Dr. Srinivas is combining new live imaging technologies, synthetic biology, and mathematical modeling to quantitatively analyze gene expression patterns in space and time during development. Predictive understanding of such patterns and how they go awry during mutations could help us uncover the molecular mechanisms underlying diseases such as cancer. Combining such knowledge with the ability to synthetically alter gene expression patterns could also lead to novel therapeutic approaches.
Dr. McKeown [HHMI Fellow] studies the innate immune system and its key role in suppressing many types of cancers. It is unclear why some cancers respond well to immunity-based therapies while others escape treatment and continue to spread. Her research is aimed at characterizing a new layer of host immunity composed of retrogenes of essential host proteins. She believes that these retrogenes act to inhibit viral infection by acting as nonfunctional “decoys” of host proteins required for the viral life cycle.
Dr. Liang [William Raveis Charitable Fund Fellow] is investigating the novel involvement of the Fanconi anemia DNA repair pathway in coordinating DNA replication and RNA transcription to maintain genome stability.
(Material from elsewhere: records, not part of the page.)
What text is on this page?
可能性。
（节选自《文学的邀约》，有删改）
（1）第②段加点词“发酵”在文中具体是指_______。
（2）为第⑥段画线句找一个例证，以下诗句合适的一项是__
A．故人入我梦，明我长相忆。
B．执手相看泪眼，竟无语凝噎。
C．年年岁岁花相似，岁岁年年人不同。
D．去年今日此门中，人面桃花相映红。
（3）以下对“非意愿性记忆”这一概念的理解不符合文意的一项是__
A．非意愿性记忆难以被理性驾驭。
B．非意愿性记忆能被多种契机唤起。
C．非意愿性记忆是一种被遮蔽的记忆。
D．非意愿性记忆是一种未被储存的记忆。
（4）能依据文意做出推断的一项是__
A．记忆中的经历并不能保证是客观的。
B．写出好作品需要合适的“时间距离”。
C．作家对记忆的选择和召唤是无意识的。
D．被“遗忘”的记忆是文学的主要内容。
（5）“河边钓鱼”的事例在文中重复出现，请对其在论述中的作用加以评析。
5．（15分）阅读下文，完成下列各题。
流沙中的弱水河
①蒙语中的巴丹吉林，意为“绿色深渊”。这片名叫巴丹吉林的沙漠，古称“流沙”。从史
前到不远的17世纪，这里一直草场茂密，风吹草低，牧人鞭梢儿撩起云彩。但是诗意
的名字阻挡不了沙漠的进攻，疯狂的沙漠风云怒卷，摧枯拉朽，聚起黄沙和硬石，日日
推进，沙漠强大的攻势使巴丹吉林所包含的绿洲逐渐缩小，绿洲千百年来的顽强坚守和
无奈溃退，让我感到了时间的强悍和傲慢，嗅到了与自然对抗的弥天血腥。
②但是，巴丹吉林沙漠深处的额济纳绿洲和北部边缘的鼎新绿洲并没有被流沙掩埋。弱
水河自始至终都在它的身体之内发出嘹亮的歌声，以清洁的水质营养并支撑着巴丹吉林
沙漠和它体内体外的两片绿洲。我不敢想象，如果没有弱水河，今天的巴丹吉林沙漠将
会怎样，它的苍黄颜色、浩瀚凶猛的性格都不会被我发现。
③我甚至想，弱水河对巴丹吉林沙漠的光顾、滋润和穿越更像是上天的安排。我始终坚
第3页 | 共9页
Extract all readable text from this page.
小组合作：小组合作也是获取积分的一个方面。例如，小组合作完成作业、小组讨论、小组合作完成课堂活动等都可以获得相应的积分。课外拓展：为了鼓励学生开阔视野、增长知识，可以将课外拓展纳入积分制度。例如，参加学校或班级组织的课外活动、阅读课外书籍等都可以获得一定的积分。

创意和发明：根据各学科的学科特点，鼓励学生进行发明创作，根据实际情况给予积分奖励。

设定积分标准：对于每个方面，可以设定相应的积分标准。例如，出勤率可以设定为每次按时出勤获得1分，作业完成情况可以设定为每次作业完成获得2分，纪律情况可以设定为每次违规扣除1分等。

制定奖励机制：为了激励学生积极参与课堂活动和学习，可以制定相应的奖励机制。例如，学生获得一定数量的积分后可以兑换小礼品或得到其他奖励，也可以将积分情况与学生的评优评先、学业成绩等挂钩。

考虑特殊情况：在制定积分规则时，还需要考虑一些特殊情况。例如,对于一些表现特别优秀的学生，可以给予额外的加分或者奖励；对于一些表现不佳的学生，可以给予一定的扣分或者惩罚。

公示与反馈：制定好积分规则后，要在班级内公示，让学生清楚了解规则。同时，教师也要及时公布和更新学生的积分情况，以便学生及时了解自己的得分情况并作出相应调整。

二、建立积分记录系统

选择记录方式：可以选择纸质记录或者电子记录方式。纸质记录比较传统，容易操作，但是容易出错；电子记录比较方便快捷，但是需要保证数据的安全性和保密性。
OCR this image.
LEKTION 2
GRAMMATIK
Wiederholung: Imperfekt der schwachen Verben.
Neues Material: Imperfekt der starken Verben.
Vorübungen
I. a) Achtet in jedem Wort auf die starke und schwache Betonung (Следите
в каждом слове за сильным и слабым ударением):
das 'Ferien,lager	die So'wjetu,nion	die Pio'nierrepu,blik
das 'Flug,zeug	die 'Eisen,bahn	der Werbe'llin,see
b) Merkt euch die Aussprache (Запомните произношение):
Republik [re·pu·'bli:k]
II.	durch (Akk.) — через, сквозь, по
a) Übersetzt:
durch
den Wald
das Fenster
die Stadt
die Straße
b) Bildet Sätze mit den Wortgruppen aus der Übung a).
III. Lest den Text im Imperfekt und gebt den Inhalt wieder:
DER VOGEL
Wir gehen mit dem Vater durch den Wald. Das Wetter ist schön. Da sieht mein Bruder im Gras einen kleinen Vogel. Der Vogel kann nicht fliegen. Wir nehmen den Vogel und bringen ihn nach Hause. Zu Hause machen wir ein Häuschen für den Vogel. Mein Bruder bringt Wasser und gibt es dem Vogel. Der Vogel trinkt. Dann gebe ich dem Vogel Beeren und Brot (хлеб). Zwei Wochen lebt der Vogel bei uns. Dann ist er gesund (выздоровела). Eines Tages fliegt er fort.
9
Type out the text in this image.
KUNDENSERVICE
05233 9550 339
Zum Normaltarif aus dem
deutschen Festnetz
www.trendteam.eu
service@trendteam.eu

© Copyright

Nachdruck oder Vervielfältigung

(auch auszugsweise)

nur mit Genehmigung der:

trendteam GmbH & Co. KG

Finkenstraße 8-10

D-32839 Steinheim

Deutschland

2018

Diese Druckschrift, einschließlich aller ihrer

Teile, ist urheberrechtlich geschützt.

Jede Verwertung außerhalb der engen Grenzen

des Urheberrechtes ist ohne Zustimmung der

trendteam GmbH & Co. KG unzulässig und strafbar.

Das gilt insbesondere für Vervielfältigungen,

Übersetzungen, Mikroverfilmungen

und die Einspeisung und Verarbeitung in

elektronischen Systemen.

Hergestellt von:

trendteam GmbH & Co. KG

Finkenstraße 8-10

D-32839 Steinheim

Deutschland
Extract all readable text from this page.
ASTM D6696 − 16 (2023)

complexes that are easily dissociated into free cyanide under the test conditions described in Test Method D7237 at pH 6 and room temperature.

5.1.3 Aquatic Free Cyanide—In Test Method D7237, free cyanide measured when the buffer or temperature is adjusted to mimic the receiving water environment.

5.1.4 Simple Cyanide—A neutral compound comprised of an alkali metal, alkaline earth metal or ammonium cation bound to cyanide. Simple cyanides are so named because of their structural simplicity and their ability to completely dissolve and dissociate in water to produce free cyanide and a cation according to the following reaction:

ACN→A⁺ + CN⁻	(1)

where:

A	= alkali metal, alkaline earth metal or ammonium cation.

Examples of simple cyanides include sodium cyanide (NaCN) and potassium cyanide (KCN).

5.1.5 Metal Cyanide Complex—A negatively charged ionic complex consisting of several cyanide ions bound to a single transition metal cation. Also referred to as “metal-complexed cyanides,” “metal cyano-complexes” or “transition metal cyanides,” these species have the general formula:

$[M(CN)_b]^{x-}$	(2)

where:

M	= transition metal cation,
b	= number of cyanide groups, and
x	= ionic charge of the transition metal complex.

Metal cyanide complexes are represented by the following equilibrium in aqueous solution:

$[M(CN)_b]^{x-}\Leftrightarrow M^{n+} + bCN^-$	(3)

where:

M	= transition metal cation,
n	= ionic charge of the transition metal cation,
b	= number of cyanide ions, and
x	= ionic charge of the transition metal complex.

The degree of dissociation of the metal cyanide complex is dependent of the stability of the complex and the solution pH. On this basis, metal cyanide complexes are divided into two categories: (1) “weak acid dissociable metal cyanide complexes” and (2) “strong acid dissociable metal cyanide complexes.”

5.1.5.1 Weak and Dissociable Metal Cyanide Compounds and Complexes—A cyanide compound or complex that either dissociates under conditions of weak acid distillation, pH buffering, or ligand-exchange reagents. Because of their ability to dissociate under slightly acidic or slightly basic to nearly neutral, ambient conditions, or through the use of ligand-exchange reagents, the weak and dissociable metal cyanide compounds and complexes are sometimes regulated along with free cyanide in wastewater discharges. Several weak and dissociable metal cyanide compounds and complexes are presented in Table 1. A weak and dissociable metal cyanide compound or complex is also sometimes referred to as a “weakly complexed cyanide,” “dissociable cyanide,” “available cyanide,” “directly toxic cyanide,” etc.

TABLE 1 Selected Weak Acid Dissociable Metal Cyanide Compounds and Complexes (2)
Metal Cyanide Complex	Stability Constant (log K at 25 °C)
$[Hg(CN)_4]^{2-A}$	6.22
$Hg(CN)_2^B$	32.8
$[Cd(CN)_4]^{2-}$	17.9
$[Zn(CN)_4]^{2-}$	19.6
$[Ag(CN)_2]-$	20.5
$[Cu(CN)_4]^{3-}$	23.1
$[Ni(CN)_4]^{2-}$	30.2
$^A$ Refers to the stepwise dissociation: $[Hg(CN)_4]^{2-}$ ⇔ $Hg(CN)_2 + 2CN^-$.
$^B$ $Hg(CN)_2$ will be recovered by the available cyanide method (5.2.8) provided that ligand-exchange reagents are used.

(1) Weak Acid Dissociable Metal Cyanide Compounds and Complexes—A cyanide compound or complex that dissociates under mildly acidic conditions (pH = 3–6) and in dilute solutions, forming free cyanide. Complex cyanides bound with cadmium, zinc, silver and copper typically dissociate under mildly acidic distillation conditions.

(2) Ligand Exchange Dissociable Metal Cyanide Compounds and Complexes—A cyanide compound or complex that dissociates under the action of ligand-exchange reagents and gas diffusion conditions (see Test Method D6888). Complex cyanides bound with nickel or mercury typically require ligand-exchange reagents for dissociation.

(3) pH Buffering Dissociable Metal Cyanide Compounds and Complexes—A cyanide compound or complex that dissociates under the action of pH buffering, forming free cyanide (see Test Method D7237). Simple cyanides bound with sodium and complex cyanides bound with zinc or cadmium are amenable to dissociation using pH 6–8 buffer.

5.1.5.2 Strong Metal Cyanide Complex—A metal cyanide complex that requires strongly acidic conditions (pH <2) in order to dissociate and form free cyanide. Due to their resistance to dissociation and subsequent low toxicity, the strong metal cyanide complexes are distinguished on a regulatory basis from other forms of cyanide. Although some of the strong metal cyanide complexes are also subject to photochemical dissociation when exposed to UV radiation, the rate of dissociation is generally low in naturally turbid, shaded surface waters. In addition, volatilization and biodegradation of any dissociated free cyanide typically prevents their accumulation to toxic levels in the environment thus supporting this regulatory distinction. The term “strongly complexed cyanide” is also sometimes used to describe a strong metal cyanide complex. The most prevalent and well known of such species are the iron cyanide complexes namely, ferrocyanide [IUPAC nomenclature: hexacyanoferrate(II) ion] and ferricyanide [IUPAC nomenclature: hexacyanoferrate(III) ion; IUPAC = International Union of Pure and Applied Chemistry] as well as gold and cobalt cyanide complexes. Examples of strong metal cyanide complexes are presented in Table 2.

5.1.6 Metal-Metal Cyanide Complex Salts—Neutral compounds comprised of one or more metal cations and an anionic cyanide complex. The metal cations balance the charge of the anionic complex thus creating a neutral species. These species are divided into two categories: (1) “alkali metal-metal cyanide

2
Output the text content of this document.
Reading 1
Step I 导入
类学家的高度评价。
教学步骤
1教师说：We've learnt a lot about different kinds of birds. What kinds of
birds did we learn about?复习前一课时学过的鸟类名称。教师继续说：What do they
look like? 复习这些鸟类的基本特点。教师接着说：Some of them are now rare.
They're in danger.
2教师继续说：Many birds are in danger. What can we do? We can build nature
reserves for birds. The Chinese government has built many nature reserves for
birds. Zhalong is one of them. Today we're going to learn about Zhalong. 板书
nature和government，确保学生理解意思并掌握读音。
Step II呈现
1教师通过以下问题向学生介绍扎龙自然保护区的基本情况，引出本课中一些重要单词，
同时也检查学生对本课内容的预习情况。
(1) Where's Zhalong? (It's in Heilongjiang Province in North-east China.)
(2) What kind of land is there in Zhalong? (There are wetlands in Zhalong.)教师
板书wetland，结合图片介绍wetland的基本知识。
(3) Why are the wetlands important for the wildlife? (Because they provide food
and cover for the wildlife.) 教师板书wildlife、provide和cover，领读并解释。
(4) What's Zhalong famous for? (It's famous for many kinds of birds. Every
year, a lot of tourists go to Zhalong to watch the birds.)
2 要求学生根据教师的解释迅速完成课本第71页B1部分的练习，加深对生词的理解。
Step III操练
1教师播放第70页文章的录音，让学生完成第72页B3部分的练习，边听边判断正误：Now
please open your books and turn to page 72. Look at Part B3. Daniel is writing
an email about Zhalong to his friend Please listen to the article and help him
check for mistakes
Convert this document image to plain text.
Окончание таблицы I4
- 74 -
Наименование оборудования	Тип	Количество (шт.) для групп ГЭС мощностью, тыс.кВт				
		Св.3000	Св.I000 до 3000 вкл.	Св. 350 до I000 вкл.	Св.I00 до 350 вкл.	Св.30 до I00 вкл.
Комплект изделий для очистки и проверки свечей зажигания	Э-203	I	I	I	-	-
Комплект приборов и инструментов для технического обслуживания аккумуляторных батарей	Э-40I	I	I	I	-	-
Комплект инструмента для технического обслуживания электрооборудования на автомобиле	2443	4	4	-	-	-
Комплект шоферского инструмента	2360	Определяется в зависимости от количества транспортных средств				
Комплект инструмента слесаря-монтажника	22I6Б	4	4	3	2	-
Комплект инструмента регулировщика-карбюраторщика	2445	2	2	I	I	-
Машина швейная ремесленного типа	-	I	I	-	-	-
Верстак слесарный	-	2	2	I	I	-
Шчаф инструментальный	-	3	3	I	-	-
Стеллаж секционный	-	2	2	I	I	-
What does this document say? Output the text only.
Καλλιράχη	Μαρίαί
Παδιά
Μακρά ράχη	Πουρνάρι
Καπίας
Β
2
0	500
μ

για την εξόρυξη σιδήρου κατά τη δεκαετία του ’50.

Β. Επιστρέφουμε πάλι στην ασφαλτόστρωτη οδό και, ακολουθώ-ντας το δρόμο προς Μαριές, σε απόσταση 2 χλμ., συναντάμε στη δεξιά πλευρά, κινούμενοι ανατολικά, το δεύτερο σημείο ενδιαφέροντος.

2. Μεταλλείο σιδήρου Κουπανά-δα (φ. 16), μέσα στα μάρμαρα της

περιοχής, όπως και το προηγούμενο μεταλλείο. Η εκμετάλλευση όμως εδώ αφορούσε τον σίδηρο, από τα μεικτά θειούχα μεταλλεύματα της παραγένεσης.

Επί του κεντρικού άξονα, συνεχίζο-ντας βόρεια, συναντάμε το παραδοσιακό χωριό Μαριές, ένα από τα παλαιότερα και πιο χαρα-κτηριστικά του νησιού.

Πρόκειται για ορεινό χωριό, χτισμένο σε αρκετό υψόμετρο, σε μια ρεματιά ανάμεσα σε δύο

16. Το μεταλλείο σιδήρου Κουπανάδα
Fanconi anemia (FA) is a multigenic disorder marked by progressive bone marrow failure and a strong cancer predisposition. He is employing a combination of biochemical and in vivo approaches to study the mechanism by which FA proteins attenuate aberrant DNA and RNA lesions to prevent cancers.
Dr. Leonard focuses on regulatory T cells-immune cells that normally prevent autoimmunity, but are co-opted by cancers in order to evade anti-tumor immune attack. He will use a combination of biochemistry, structural biology, and mouse models in order to understand how regulatory T cells recognize “self,” and how this process is exploited in prostate cancer.